Do you prefer marking every variable with var? I don't either. So just because some people do this (even in cases where the type on the right side isn't evident, therefore making the code less clear), does that mean an arbitrary restriction should be made on the usage of var? Likewise with the examples some gave above of ugly usage, yes, you can always make ugly code. But the snippet example above is still elegant in my view, though it does signal of course a whole new world for C#, ref returns and locals, a very exciting new future.

@Ziflin
Ziflin commented Sep 23, 2016

So I'm sorry I'm still unclear on what is now possible. In C++ the more practical uses would be to set/get large value types by const T&. So is it possible to do readonly ref or did that not make it in? If not, I don't exactly see this being very useful as it appears to break encapsulation, or I'm missing some good use cases.

@benaadams

@Ziflin it improves encapsulation.

Currently if you want to return a reference to an array element (say array of structs) you need to return the whole array and an index to reference into it. So the entire array and all its data needs to be exposed for a single access.

With this change only a single element needs to be exposed.

@Ziflin
Ziflin commented Sep 23, 2016

Yes, but assuming you have some class that contains the array, that class is still not able to return a reference to an element in a way that prevents you from modifying it - or in a way that it knows the element was modified. So this features doesn't seem 'complete' without that functionality.

@HaloFour
HaloFour commented Sep 23, 2016 edited

@Ziflin

that class is still not able to return a reference to an element in a way that prevents you from modifying it

Correct me if I'm wrong, but isn't the only way that the C++ compiler enforces this is via the const modifier? If you were to hand a library to someone with a header and they stripped that modifier then they could modify the reference at will, right?

I think that's the issue here with C#. The CLR itself offers no concept of a ref to a readonly. At best the C# compiler could do is to attach its own metadata to the return value and hope that other compilers will understand and support it. That seems like a relatively fragile solution.

@benaadams
benaadams commented Sep 23, 2016 edited

@VSadov @jaredpar can you use this (or coupled with Tuples) to present a structure of arrays as an array of structures? (or could it do in future?)

e.g.

struct DataElement
{
    public ref int data0;
    public ref int data1;
    public ref Vector4 data2;
    public ref Vector4 data3;
    public ref Vector4 data4;
}

class Data
{
    private int[] data0;
    private int[] data1;
    private Vector4[] data2;
    private Vector4[] data3;
    private Vector4[] data4;

    // Either
    public DataElement this[int i]
    {
        get
        {
            return new DataElement()
                {
                    data0 = ref data0[i],
                    data1 = ref data1[i],
                    data2 = ref data2[i],
                    data3 = ref data3[i],
                    data4 = ref data4[i]
                };
        }
    }

    // Or
    public (ref int, ref int, ref Vector4, ref Vector4, ref Vector4) this[int i]
    {
        get
        {
            return (ref data0[i],
                    ref data1[i],
                    ref data2[i],
                    ref data3[i],
                    ref data4[i]);
        }
    }
}

Structure of arrays for efficient vector processing; array of structures for easy programmablity.

@Ziflin
Ziflin commented Sep 23, 2016

@HaloFour Sure, it's possible to force just about anything in C++, but returning a const T& is still more restrictive than returning a T&. For those wanting a performance benefit for methods previously returning a T by value, a readonly ref is the closest match.

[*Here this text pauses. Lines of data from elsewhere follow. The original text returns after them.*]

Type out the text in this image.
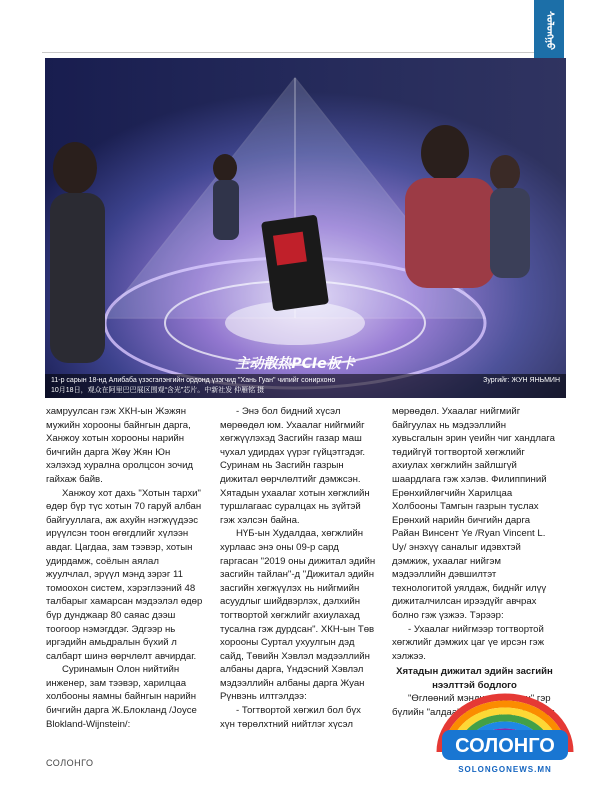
ᠰᠣᠯᠣᠩᠭ᠋ᠣ
主动散热PCIe板卡
11-р сарын 18-нд Алибаба үзэсгэлэнгийн ордонд үзэгчид "Хань Гуан" чипийг сонирхоно	Зургийг: ЖУН ЯНЬМИН
10月18日，观众在阿里巴巴展区围观“含光”芯片。中新社发 仲雁铭 摄

хамруулсан гэж ХКН-ын Жэжян мужийн хорооны байнгын дарга, Ханжоу хотын хорооны нарийн бичгийн дарга Жөу Жян Юн хэлэхэд хурална оролцсон зочид гайхаж байв.

Ханжоу хот дахь "Хотын тархи" өдөр бүр түс хотын 70 гаруй албан байгууллага, аж ахуйн нэгжүүдээс ирүүлсэн тоон өгөгдлийг хүлээн авдаг. Цагдаа, зам тээвэр, хотын удирдамж, соёлын аялал жуулчлал, эрүүл мэнд зэрэг 11 томоохон систем, хэрэглээний 48 талбарыг хамарсан мэдээлэл өдөр бүр дунджаар 80 саяас дээш тоогоор нэмэгддэг. Эдгээр нь иргэдийн амьдралын бүхий л салбарт шинэ өөрчлөлт авчирдаг.

Суринамын Олон нийтийн инженер, зам тээвэр, харилцаа холбооны яамны байнгын нарийн бичгийн дарга Ж.Блокланд /Joyce Blokland-Wijnstein/:

- Энэ бол бидний хүсэл мөрөөдөл юм. Ухаалаг нийгмийг хөгжүүлэхэд Засгийн газар маш чухал удирдах үүрэг гүйцэтгэдэг. Суринам нь Засгийн газрын дижитал өөрчлөлтийг дэмжсэн. Хятадын ухаалаг хотын хөгжлийн туршлагаас суралцах нь зүйтэй гэж хэлсэн байна.

НҮБ-ын Худалдаа, хөгжлийн хурлаас энэ оны 09-р сард гаргасан "2019 оны дижитал эдийн засгийн тайлан"-д "Дижитал эдийн засгийн хөгжүүлэх нь нийгмийн асуудлыг шийдвэрлэх, дэлхийн тогтвортой хөгжлийг ахиулахад тусална гэж дурдсан". ХКН-ын Төв хорооны Суртал ухуулгын дэд сайд, Төвийн Хэвлэл мэдээллийн албаны дарга, Үндэсний Хэвлэл мэдээллийн албаны дарга Жуан Рүнвэнь илтгэлдээ:

- Тогтвортой хөгжил бол бүх хүн төрөлхтний нийтлэг хүсэл

мөрөөдөл. Ухаалаг нийгмийг байгуулах нь мэдээллийн хувьсгалын эрин үеийн чиг хандлага төдийгүй тогтвортой хөгжлийг ахиулах хөгжлийн зайлшгүй шаардлага гэж хэлэв. Филиппиний Ерөнхийлөгчийн Харилцаа Холбооны Тамгын газрын туслах Ерөнхий нарийн бичгийн дарга Райан Винсент Ye /Ryan Vincent L. Uy/ энэхүү саналыг идэвхтэй дэмжиж, ухаалаг нийгэм мэдээллийн дэвшилтэт технологитой уялдаж, биднйг илүү дижиталчилсан ирээдүйг авчрах болно гэж үзжээ. Тэрээр:

- Ухаалаг нийгмээр тогтвортой хөгжлийг дэмжих цаг үе ирсэн гэж хэлжээ.

Хятадын дижитал эдийн засгийн нээлттэй бодлого

"Өглөөний мэндчилгээ эзэн" гэр бүлийн "алдаа" - ухаалаг дуут робот

СОЛОНГО
СОЛОНГО
SOLONGONEWS.MN
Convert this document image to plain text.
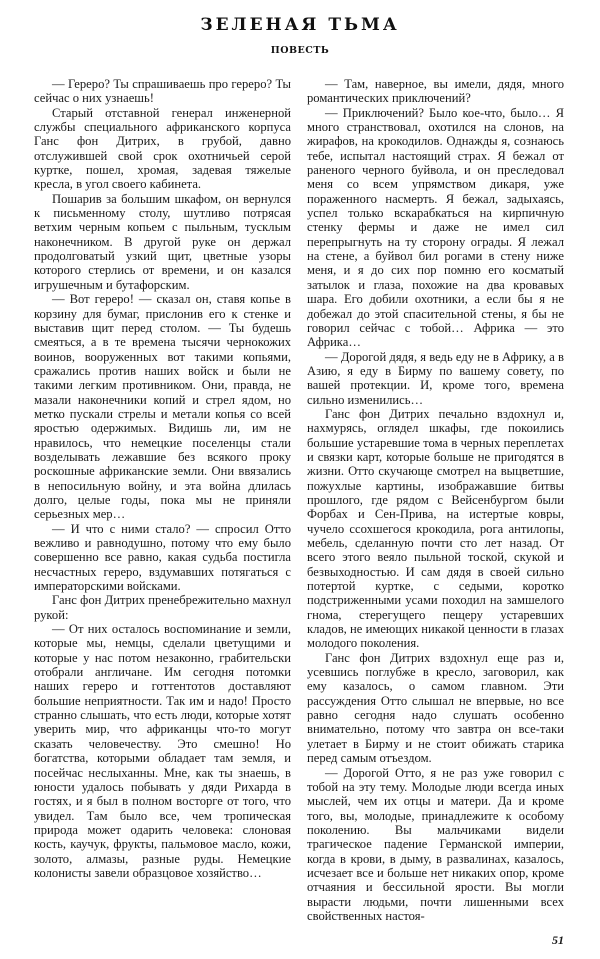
ЗЕЛЕНАЯ ТЬМА
ПОВЕСТЬ

— Гереро? Ты спрашиваешь про гереро? Ты сейчас о них узнаешь!

Старый отставной генерал инженерной службы специального африканского корпуса Ганс фон Дитрих, в грубой, давно отслужившей свой срок охотничьей серой куртке, пошел, хромая, задевая тяжелые кресла, в угол своего кабинета.

Пошарив за большим шкафом, он вернулся к письменному столу, шутливо потрясая ветхим черным копьем с пыльным, тусклым наконечником. В другой руке он держал продолговатый узкий щит, цветные узоры которого стерлись от времени, и он казался игрушечным и бутафорским.

— Вот гереро! — сказал он, ставя копье в корзину для бумаг, прислонив его к стенке и выставив щит перед столом. — Ты будешь смеяться, а в те времена тысячи чернокожих воинов, вооруженных вот такими копьями, сражались против наших войск и были не такими легким противником. Они, правда, не мазали наконечники копий и стрел ядом, но метко пускали стрелы и метали копья со всей яростью одержимых. Видишь ли, им не нравилось, что немецкие поселенцы стали возделывать лежавшие без всякого проку роскошные африканские земли. Они ввязались в непосильную войну, и эта война длилась долго, целые годы, пока мы не приняли серьезных мер…

— И что с ними стало? — спросил Отто вежливо и равнодушно, потому что ему было совершенно все равно, какая судьба постигла несчастных гереро, вздумавших потягаться с императорскими войсками.

Ганс фон Дитрих пренебрежительно махнул рукой:

— От них осталось воспоминание и земли, которые мы, немцы, сделали цветущими и которые у нас потом незаконно, грабительски отобрали англичане. Им сегодня потомки наших гереро и готтентотов доставляют большие неприятности. Так им и надо! Просто странно слышать, что есть люди, которые хотят уверить мир, что африканцы что-то могут сказать человечеству. Это смешно! Но богатства, которыми обладает там земля, и посейчас неслыханны. Мне, как ты знаешь, в юности удалось побывать у дяди Рихарда в гостях, и я был в полном восторге от того, что увидел. Там было все, чем тропическая природа может одарить человека: слоновая кость, каучук, фрукты, пальмовое масло, кожи, золото, алмазы, разные руды. Немецкие колонисты завели образцовое хозяйство…

— Там, наверное, вы имели, дядя, много романтических приключений?

— Приключений? Было кое-что, было… Я много странствовал, охотился на слонов, на жирафов, на крокодилов. Однажды я, сознаюсь тебе, испытал настоящий страх. Я бежал от раненого черного буйвола, и он преследовал меня со всем упрямством дикаря, уже пораженного насмерть. Я бежал, задыхаясь, успел только вскарабкаться на кирпичную стенку фермы и даже не имел сил перепрыгнуть на ту сторону ограды. Я лежал на стене, а буйвол бил рогами в стену ниже меня, и я до сих пор помню его косматый затылок и глаза, похожие на два кровавых шара. Его добили охотники, а если бы я не добежал до этой спасительной стены, я бы не говорил сейчас с тобой… Африка — это Африка…

— Дорогой дядя, я ведь еду не в Африку, а в Азию, я еду в Бирму по вашему совету, по вашей протекции. И, кроме того, времена сильно изменились…

Ганс фон Дитрих печально вздохнул и, нахмурясь, оглядел шкафы, где покоились большие устаревшие тома в черных переплетах и связки карт, которые больше не пригодятся в жизни. Отто скучающе смотрел на выцветшие, пожухлые картины, изображавшие битвы прошлого, где рядом с Вейсенбургом были Форбах и Сен-Прива, на истертые ковры, чучело ссохшегося крокодила, рога антилопы, мебель, сделанную почти сто лет назад. От всего этого веяло пыльной тоской, скукой и безвыходностью. И сам дядя в своей сильно потертой куртке, с седыми, коротко подстриженными усами походил на замшелого гнома, стерегущего пещеру устаревших кладов, не имеющих никакой ценности в глазах молодого поколения.

Ганс фон Дитрих вздохнул еще раз и, усевшись поглубже в кресло, заговорил, как ему казалось, о самом главном. Эти рассуждения Отто слышал не впервые, но все равно сегодня надо слушать особенно внимательно, потому что завтра он все-таки улетает в Бирму и не стоит обижать старика перед самым отъездом.

— Дорогой Отто, я не раз уже говорил с тобой на эту тему. Молодые люди всегда иных мыслей, чем их отцы и матери. Да и кроме того, вы, молодые, принадлежите к особому поколению. Вы мальчиками видели трагическое падение Германской империи, когда в крови, в дыму, в развалинах, казалось, исчезает все и больше нет никаких опор, кроме отчаяния и бессильной ярости. Вы могли вырасти людьми, почти лишенными всех свойственных настоя-

51
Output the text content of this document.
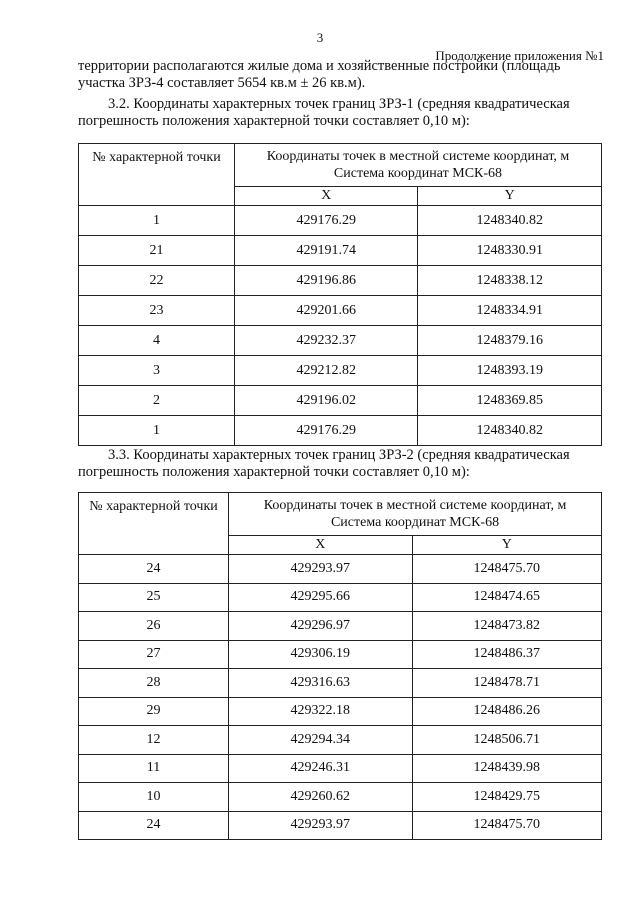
3
Продолжение приложения №1
территории располагаются жилые дома и хозяйственные постройки (площадь
участка ЗРЗ-4 составляет 5654 кв.м ± 26 кв.м).
3.2. Координаты характерных точек границ ЗРЗ-1 (средняя квадратическая
погрешность положения характерной точки составляет 0,10 м):
№ характерной точки	Координаты точек в местной системе координат, м
Система координат МСК-68	

	X	Y
1	429176.29	1248340.82
21	429191.74	1248330.91
22	429196.86	1248338.12
23	429201.66	1248334.91
4	429232.37	1248379.16
3	429212.82	1248393.19
2	429196.02	1248369.85
1	429176.29	1248340.82
3.3. Координаты характерных точек границ ЗРЗ-2 (средняя квадратическая
погрешность положения характерной точки составляет 0,10 м):
№ характерной точки	Координаты точек в местной системе координат, м
Система координат МСК-68	

	X	Y
24	429293.97	1248475.70
25	429295.66	1248474.65
26	429296.97	1248473.82
27	429306.19	1248486.37
28	429316.63	1248478.71
29	429322.18	1248486.26
12	429294.34	1248506.71
11	429246.31	1248439.98
10	429260.62	1248429.75
24	429293.97	1248475.70
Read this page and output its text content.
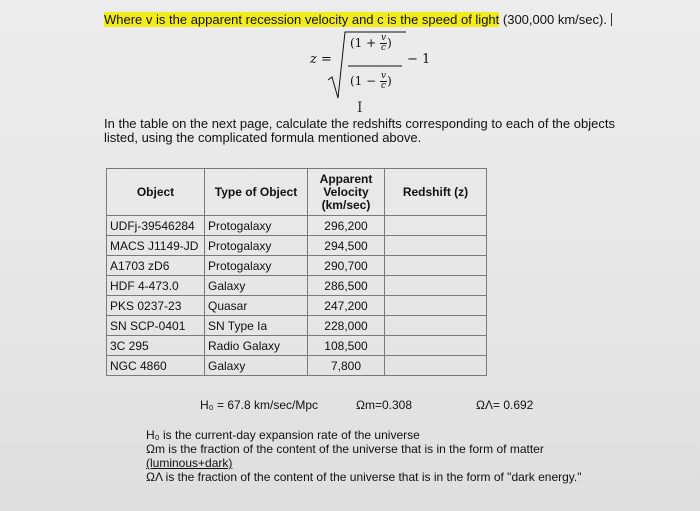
Where v is the apparent recession velocity and c is the speed of light (300,000 km/sec).
z =
$(1 + \frac{v}{c})$
$(1 - \frac{v}{c})$
− 1
I
In the table on the next page, calculate the redshifts corresponding to each of the objects listed, using the complicated formula mentioned above.
Object	Type of Object	Apparent Velocity (km/sec)	Redshift (z)
UDFj-39546284	Protogalaxy	296,200	
MACS J1149-JD	Protogalaxy	294,500	
A1703 zD6	Protogalaxy	290,700	
HDF 4-473.0	Galaxy	286,500	
PKS 0237-23	Quasar	247,200	
SN SCP-0401	SN Type Ia	228,000	
3C 295	Radio Galaxy	108,500	
NGC 4860	Galaxy	7,800	
H₀ = 67.8 km/sec/Mpc	Ωm=0.308	ΩΛ= 0.692
H₀ is the current-day expansion rate of the universe
Ωm is the fraction of the content of the universe that is in the form of matter
(luminous+dark)
ΩΛ is the fraction of the content of the universe that is in the form of "dark energy."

I was just hoping it would be done more correctly in C# or at least support similar use cases. But it seems this is mostly just improving cases where you were already wanting a modifiable reference.

@HaloFour

@Ziflin

It would certainly be possible by going the same route as C++/CLI and placing a modreq(IsConst) with on the return parameter of the method to mark it as a constant. However without explicit support for it any compiler could simply ignore that modifier when consuming your assembly and overwrite your data. I would assume that the vast majority of compilers would need to be modified in order to properly support ref returns anyway so maybe that's not a big deal.

@jaredpar
Member

@dotnetchris

that's very saddening,

Why? That behavior is consistent with every other feature in C# which can return a location. Consider for instance if that code return and array instead of a ref value:

int[] GetArray(string s)

This method gives virtually the same behavior as the one I listed:

GetArray("x")[0] = GetArray("x")[0]
@whoisj
whoisj commented Sep 23, 2016

Why?

Because you've broken the illusion of immutability? 😏

@jaredpar
Member
jaredpar commented Sep 23, 2016 edited

@benaadams

However a readonly type extension to both ref arguments and ref locals and returns probably would also be a useful addition (

I agree. But for it to be useful you need to take it one step further. Consider for example this code:

void M(readonly ref BigStruct s)
{
  Console.WriteLine(s.ToString());
}

In this case the argument is taken by ref presumably to avoid copying a large struct. However in order to execute the ToString call the compiler will fully copy the value to the stack. Oops 😦

This is the behavior of C# when you call a struct method on a readonly location. Without a copy it would be possible for the stuct to violate readonly by modifying it's state within the method.

This logic doesn't just apply to methods, but to properties as well. Hence passing a struct by readonly ref is only advantageous compared to passing by value if you read fields off of it. Any use of method or properties and you're better off passing it the standard way.

In order to get around this we need to be able to mark struct methods in such a way that the compiler knows they aren't mutating. That way it can invoke the method directly vs. having to go through a copy on the stack.

There are two proposals for how to do that:

  • readonly structs: ability to tag an entire struct as readonly. For such structs the type of this in non-constructor members would be readonly ref T instead of ref T.
  • readonly members on structs: ability to tag a struct member as readonly. For that member the type of this would be readonly ref T.
@benaadams

I agree. But for it to be useful you need to take it one step further.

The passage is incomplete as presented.